Relationship between streamwise and azimuthal length scales in a turbulent pipe flow

• Published in: Physics of fluids (1994) Vol. 29; no. 10
• Main Authors: Ahn, Junsun, Sung, Hyung Jin
• Format: Journal Article
• Language: English
• Published: Melville American Institute of Physics 01.10.2017
• Subjects: Angles (geometry); Boundary layer; Computational fluid dynamics; Computer simulation; Direct numerical simulation; Energy spectra; Fluid dynamics; Offsets; Physics; Pipe flow; Proper Orthogonal Decomposition; Superposition (mathematics); Turbulence; Turbulent flow; Variation
• ISSN: 1070-6631; 1089-7666
• DOI: 10.1063/1.4997346

The statistical relationships among the turbulence structures of the streamwise velocity fluctuations along the streamwise and azimuthal directions in a turbulent pipe flow were examined using direct numerical simulation data at Re τ = 3008. Two-point correlations of the streamwise velocity fluctuations showed a linear relationship between the streamwise and azimuthal length scales (l x and l θ ), where l θ / l x = 0.07 along the wall-normal distance, indicating the long coherent structures called very-large-scale motions (VLSMs). The one-dimensional pre-multiplied energy spectra of the streamwise velocity fluctuations showed that the streamwise and the azimuthal wavelengths (λ x and λ θ ) grew linearly along the wall-normal distance, λ x / y = 20 and λ θ / y = 7, respectively. The ratio between the two linear relationships was determined to be λ θ / λ x = 0.35, indicative of large-scale motions (LSMs).
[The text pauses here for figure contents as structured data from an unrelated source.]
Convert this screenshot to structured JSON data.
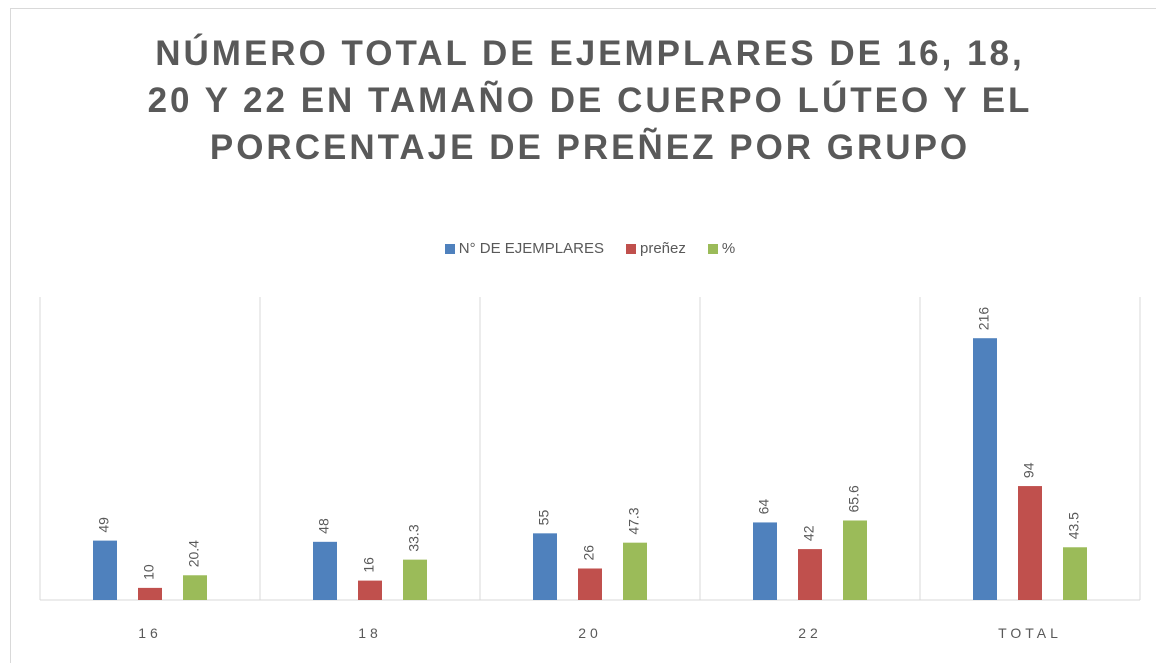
{
  "chart_data": {
    "type": "bar",
    "title": "NÚMERO TOTAL DE EJEMPLARES DE 16, 18, 20 Y 22 EN TAMAÑO DE CUERPO LÚTEO Y EL PORCENTAJE DE PREÑEZ POR GRUPO",
    "categories": [
      "16",
      "18",
      "20",
      "22",
      "TOTAL"
    ],
    "series": [
      {
        "name": "N° DE EJEMPLARES",
        "color": "#4f81bd",
        "values": [
          49,
          48,
          55,
          64,
          216
        ]
      },
      {
        "name": "preñez",
        "color": "#c0504d",
        "values": [
          10,
          16,
          26,
          42,
          94
        ]
      },
      {
        "name": "%",
        "color": "#9bbb59",
        "values": [
          20.4,
          33.3,
          47.3,
          65.6,
          43.5
        ]
      }
    ],
    "ylim": [
      0,
      250
    ],
    "legend": "top"
  }
}
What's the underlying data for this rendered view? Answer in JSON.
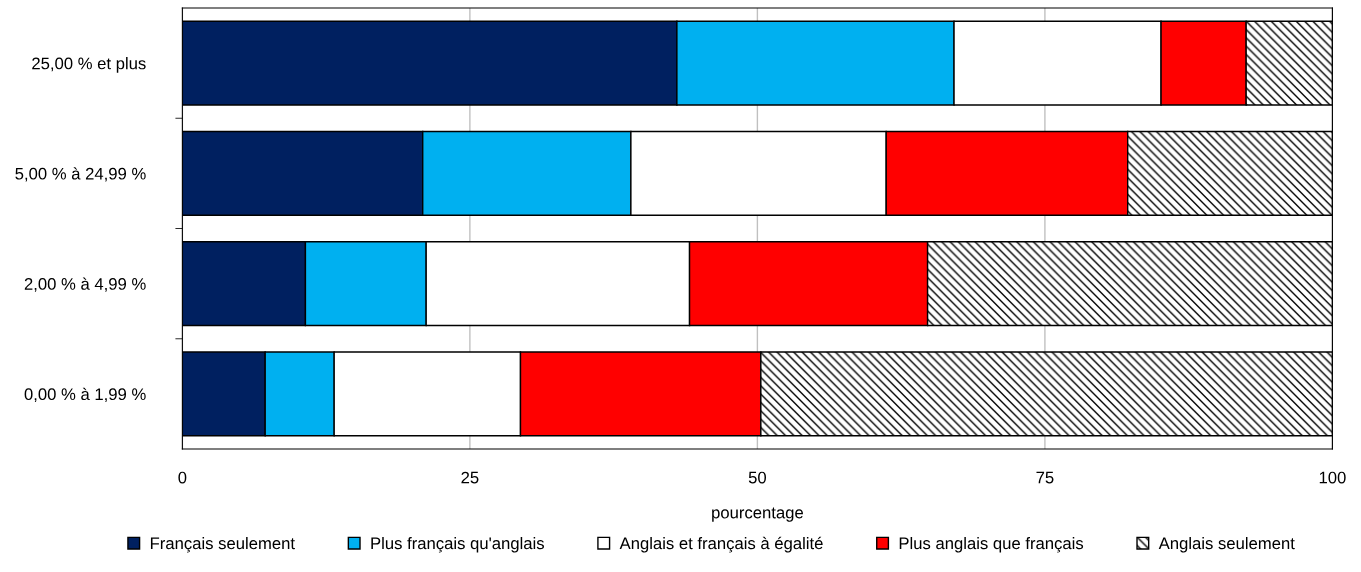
{
  "chart_data": {
    "type": "bar",
    "orientation": "horizontal",
    "stacked": true,
    "categories": [
      "25,00 % et plus",
      "5,00 % à 24,99 %",
      "2,00 % à 4,99 %",
      "0,00 % à 1,99 %"
    ],
    "series": [
      {
        "name": "Français seulement",
        "color": "#002060",
        "values": [
          43.0,
          20.9,
          10.7,
          7.2
        ]
      },
      {
        "name": "Plus français qu'anglais",
        "color": "#00b0f0",
        "values": [
          24.1,
          18.1,
          10.5,
          6.0
        ]
      },
      {
        "name": "Anglais et français à égalité",
        "color": "#ffffff",
        "values": [
          18.0,
          22.2,
          22.9,
          16.2
        ]
      },
      {
        "name": "Plus anglais que français",
        "color": "#ff0000",
        "values": [
          7.4,
          21.0,
          20.7,
          20.9
        ]
      },
      {
        "name": "Anglais seulement",
        "color": "#000000",
        "values": [
          7.5,
          17.8,
          35.2,
          49.7
        ]
      }
    ],
    "xlabel": "pourcentage",
    "xlim": [
      0,
      100
    ],
    "xticks": [
      0,
      25,
      50,
      75,
      100
    ],
    "grid": "x",
    "legend": "bottom"
  }
}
The energetic modes obtained from a proper orthogonal decomposition (POD) analysis using the translational invariance method showed that the averaged helical angles of the wall mode (i x < i θ ; β < 0.1 rad, where i x and i θ are the streamwise and azimuthal mode numbers and β is the helical angle) and lift mode (i x ≥ i θ ; β ≥ 0.1 rad) were related to l θ / l x = 0.07 (VLSMs) and λ θ / λ x ≈ 0.35 (LSMs), respectively. The superposition of the energetic POD modes showed the superimposed X-shaped patterns. The helical angle of the wall mode in the near-wall region was similar to that in the outer region, implying the existence of the VLSMs in the entire wall-normal distance. The LSMs showed more inclined X-shaped patterns. The LSMs were concatenated with the azimuthal offsets to form meandering VLSMs. Most of the VLSMs and LSMs in the near-wall region inclined smaller and larger than 10° (0.17 rad), respectively. In the core region, VLSMs were distributed more helically along the azimuthal direction due to the space limitations of the pipe geometry.